Open richardtomsett opened 6 years ago

richardtomsett commented 6 years ago

Evaluating the Visualization of What a Deep Neural Network Has Learned Deep neural networks (DNNs) have demonstrated impressive performance in complex machine learning tasks such as image classification or speech recognition. However, due to their multilayer nonlinear structure, they are not transparent, i.e., it is hard to grasp what makes them arrive at a particular classification or recognition decision, given a new unseen data sample. Recently, several approaches have been proposed enabling one to understand and interpret the reasoning embodied in a DNN for a single test image. These methods quantify the “importance” of individual pixels with respect to the classification decision and allow a visualization in terms of a heatmap in pixel/input space. While the usefulness of heatmaps can be judged subjectively by a human, an objective quality measure is missing. In this paper, we present a general methodology based on region perturbation for evaluating ordered collections of pixels such as heatmaps. We compare heatmaps computed by three different methods on the SUN397, ILSVRC2012, and MIT Places data sets. Our main result is that the recently proposed layer-wise relevance propagation algorithm qualitatively and quantitatively provides a better explanation of what made a DNN arrive at a particular classification decision than the sensitivity-based approach or the deconvolution method. We provide theoretical arguments to explain this result and discuss its practical implications. Finally, we investigate the use of heatmaps for unsupervised assessment of the neural network performance.

Bibtex:

@ARTICLE{7552539, author={W. Samek and A. Binder and G. Montavon and S. Lapuschkin and K. R. Müller}, journal={IEEE Transactions on Neural Networks and Learning Systems}, title={Evaluating the Visualization of What a Deep Neural Network Has Learned}, year={2017}, volume={28}, number={11}, pages={2660-2673}, doi={10.1109/TNNLS.2016.2599820}, ISSN={2162-237X}, }

richardtomsett commented 6 years ago

From previous review: The recently-proposed layer-wise relevance propagation (LRP) algorithm from Wojciech Samek’s group (Binder et al. 2016a, Binder et al. 2016b) uses the fact that the individual neural network units are differentiable to decompose the network output in terms of its input variables.
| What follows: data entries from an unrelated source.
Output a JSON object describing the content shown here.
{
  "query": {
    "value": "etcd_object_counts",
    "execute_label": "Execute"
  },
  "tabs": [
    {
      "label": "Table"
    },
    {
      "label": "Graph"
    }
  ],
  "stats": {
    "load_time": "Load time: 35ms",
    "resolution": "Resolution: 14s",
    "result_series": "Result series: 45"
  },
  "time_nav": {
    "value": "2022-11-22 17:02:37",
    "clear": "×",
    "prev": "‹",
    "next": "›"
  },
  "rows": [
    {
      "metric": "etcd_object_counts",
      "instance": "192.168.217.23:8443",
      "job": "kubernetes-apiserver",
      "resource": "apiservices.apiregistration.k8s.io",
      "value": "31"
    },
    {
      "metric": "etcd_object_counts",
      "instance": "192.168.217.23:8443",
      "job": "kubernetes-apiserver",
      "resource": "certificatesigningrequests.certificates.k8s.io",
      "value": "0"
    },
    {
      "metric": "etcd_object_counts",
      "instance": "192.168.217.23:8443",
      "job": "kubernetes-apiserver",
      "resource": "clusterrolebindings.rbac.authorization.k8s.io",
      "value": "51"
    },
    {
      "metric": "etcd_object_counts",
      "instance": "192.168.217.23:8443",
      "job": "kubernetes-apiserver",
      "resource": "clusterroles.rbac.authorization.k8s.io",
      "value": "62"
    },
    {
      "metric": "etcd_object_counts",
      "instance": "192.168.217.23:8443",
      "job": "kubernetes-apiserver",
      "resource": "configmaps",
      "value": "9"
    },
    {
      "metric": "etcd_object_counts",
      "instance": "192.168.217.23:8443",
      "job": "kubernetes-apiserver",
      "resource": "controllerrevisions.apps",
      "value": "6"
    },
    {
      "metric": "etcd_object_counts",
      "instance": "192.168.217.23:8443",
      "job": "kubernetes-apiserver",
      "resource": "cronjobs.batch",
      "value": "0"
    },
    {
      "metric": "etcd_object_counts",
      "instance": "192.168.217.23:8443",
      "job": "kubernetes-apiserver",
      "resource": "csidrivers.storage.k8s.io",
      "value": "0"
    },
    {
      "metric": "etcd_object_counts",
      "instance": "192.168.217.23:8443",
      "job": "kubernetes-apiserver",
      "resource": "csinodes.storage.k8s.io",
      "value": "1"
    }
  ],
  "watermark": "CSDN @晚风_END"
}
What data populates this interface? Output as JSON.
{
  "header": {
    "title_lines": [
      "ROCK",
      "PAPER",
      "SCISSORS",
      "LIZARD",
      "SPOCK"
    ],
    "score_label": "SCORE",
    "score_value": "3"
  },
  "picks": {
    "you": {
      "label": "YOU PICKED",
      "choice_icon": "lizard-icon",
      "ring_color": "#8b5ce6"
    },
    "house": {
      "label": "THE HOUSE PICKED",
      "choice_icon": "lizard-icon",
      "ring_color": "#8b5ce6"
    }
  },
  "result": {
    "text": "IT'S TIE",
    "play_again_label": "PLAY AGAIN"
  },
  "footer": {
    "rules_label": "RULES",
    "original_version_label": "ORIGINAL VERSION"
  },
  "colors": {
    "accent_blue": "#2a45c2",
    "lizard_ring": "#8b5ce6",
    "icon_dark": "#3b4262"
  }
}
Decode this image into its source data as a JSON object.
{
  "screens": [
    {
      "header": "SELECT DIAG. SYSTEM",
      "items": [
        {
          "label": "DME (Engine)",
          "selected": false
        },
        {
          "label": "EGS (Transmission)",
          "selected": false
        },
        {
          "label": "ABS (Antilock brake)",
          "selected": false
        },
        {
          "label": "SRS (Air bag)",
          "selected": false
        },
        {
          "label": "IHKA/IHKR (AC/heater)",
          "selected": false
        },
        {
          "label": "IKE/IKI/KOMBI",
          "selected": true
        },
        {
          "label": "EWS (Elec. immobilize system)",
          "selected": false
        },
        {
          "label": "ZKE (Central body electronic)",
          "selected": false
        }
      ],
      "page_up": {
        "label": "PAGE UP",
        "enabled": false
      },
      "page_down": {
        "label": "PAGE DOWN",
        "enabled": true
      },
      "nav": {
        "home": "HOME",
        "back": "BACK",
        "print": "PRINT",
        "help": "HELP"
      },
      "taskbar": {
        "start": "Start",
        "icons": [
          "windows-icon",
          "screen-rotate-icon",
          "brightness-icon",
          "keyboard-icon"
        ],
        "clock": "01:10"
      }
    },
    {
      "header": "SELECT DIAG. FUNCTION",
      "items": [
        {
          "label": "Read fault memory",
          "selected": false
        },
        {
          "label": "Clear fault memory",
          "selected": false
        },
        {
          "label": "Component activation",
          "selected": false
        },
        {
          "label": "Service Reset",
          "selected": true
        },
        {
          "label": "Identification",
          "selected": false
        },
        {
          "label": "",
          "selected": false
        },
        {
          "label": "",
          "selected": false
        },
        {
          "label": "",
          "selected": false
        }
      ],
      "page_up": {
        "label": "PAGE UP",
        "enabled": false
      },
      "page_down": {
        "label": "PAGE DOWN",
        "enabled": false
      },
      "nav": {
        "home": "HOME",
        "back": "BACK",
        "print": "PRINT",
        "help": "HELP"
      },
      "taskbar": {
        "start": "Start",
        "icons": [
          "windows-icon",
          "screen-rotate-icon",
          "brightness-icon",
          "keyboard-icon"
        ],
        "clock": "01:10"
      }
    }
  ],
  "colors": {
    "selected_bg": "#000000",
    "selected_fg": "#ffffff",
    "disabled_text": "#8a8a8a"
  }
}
It is a principled method that has a close relationship to Taylor decomposition and is applicable to arbitrary deep neural network architectures (Montavon et al. 2017). The output is a heatmap over the input features that indicates the relevance of each feature to the model output. This makes the method particularly well suited to analyzing image classifiers, though the method has also been adapted for text and electroencephalogram signal classification (Sturm et al. 2016). Samek et al. (2017) have also developed an objective metric for comparing the output of LRP with similar heatmapping algorithms.

*Binder et al. 2016a: issue #44, Binder et al. 2016b: issue #45 , Montavon et al. 2017: issue #46, Sturm et al. 2016: issue #47, Samek et al. 2017: issue #48.